Sale of IKEA Israel thwarted by death of British businessman in air crash
A helicopter crash has thwarted what would have been one of the largest Israeli business deals of the past few years - the planned sale of IKEA's Israeli franchise to British businessman Stephen Curtis.
A helicopter crash has thwarted what would have been one of the largest Israeli business deals of the past few years - the planned sale of IKEA's Israeli franchise to British businessman Stephen Curtis, one of the owners of the Russian oil giant Yukos.
Curtis, who was appointed chairman of Yukos in July, was killed in a helicopter crash in Britain on March 4.
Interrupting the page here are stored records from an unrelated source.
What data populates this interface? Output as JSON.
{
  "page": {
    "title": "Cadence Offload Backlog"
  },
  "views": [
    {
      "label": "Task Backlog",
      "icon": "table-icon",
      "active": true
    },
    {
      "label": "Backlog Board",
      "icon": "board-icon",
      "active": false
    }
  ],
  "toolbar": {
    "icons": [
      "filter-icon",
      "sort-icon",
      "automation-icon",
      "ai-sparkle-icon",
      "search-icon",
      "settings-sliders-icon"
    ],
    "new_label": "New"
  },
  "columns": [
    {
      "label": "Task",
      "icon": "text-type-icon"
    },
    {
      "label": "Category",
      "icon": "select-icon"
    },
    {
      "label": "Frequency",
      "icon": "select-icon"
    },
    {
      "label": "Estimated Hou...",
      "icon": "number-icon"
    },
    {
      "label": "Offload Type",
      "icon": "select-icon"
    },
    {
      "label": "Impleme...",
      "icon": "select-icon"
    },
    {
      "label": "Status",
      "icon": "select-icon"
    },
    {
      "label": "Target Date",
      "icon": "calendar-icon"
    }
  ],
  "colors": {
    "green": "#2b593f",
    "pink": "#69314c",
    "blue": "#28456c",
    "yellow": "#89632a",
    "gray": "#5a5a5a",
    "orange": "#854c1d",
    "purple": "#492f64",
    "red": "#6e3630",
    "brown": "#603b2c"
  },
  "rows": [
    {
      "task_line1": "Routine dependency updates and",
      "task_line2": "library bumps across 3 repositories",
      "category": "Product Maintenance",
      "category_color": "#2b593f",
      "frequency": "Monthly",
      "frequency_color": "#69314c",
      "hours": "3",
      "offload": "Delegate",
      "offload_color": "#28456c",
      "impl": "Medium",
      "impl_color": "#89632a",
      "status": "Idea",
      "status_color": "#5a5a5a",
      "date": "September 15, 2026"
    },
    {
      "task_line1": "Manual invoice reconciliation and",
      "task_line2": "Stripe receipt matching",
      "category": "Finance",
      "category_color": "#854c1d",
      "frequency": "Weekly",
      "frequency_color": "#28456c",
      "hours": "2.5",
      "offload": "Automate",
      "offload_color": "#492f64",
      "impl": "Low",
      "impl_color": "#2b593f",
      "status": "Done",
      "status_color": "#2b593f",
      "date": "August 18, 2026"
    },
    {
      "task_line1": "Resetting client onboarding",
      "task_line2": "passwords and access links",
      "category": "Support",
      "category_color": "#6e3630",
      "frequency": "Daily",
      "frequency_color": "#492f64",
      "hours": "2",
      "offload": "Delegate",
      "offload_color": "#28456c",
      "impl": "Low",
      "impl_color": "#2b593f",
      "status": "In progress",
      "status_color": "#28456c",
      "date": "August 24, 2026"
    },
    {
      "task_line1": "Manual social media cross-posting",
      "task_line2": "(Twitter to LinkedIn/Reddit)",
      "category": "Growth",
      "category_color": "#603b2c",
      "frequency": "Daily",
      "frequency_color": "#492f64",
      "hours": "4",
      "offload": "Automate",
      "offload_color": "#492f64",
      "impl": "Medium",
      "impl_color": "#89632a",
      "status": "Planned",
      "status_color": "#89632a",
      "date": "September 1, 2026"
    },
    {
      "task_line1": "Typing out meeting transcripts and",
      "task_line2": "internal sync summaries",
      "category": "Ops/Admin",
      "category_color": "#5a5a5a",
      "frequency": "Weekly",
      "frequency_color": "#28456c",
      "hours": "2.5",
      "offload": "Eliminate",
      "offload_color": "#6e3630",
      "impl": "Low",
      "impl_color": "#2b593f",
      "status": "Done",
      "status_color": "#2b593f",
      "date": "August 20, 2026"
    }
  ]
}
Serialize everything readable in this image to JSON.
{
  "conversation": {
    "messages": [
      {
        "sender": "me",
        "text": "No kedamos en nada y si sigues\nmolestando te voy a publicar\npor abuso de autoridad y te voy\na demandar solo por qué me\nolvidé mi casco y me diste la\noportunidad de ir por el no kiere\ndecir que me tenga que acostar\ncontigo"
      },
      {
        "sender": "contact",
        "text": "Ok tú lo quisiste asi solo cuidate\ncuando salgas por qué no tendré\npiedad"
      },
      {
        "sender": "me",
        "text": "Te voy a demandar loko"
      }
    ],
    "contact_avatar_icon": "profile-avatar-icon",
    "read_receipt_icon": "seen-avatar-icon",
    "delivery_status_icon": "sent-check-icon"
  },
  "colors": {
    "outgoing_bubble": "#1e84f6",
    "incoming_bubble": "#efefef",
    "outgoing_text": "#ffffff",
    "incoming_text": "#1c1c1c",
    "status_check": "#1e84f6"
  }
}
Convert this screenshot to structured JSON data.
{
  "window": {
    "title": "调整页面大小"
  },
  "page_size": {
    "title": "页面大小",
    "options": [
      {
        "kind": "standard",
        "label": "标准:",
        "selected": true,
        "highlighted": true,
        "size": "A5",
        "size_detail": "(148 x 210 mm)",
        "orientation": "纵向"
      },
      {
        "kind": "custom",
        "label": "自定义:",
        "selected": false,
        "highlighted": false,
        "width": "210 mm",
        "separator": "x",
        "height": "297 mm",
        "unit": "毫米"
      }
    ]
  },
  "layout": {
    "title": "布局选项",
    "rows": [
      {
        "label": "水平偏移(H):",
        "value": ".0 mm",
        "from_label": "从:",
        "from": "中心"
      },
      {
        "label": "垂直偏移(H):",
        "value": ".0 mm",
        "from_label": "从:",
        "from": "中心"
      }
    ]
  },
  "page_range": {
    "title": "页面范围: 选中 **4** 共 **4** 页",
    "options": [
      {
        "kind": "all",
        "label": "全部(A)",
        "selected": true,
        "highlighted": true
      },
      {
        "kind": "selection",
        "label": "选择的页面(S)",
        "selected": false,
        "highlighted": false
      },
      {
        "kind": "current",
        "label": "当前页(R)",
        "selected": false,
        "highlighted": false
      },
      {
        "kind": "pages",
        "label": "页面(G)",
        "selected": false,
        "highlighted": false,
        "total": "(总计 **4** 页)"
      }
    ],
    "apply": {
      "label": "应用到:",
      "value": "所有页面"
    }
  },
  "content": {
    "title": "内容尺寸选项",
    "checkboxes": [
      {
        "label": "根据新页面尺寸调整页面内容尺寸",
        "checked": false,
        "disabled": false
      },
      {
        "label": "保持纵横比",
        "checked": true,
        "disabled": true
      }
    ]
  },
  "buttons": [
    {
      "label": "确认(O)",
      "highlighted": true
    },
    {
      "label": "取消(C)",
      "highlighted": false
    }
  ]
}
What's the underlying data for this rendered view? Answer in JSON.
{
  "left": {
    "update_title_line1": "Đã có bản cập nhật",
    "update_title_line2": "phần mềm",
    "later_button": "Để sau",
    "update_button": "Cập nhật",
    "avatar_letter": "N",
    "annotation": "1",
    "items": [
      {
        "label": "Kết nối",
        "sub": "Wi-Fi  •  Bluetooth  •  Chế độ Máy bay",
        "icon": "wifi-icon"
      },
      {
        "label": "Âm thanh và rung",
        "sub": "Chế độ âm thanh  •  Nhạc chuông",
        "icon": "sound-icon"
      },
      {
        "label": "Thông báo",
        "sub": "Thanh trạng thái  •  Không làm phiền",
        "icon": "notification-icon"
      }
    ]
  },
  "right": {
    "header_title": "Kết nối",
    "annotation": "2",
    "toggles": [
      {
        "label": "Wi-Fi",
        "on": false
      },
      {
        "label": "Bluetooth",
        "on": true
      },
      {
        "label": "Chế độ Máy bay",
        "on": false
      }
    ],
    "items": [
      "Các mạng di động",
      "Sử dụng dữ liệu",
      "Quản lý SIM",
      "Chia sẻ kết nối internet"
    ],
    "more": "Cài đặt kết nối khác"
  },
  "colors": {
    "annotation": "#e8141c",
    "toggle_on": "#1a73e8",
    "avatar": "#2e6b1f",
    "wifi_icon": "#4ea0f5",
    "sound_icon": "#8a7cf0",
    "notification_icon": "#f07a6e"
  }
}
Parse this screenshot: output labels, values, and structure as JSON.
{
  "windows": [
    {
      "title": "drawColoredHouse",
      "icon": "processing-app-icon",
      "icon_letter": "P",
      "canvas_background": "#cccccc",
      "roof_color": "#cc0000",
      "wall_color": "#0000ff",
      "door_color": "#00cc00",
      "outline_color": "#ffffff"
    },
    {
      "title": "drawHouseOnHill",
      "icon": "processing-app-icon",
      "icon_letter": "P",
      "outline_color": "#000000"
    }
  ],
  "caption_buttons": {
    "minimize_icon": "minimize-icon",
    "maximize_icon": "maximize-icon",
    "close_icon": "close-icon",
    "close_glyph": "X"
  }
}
Albert Gnat, the Canadian businessman who owns 25 percent of IKEA Israel - and also serves as the representative of the international IKEA chain on the Israel's company's board - had agreed in principle a few weeks ago to sell 80 percent of his shares, or a 20 percent stake in the company, to Curtis.
Curtis then came to Israel to meet officials of the Co-Op cooperative association, which owns the other 75 percent, and details of the sale were supposed to be finalized shortly.
Curtis was also apparently negotiating to buy Co-Op's shares in IKEA, which would have given him control of 95 percent of the company.
A court ruling several months ago required Co-Op to sell off all its assets.
Gaon denies he's interested
Sources close to IKEA said the person who interested Curtis in the deal was Benny Gaon, who is also said to be interested in acquiring control of IKEA himself. But Gaon has denied those reports.
IKEA Israel is considered one of the most successful retail businesses in the country, with sales of NIS 150 million in the first half of 2003 and net earnings of NIS 11 million, up 7 percent over the same period in 2002.
The accounting firm Kesselman and Kesselman recently valued the furniture and housewares retailer at NIS 20 million.
Since its opening in 2001, IKEA Israel has increased its sales by 50 percent, and it is credited with lowering the price of furniture in Israel by about 30 percent.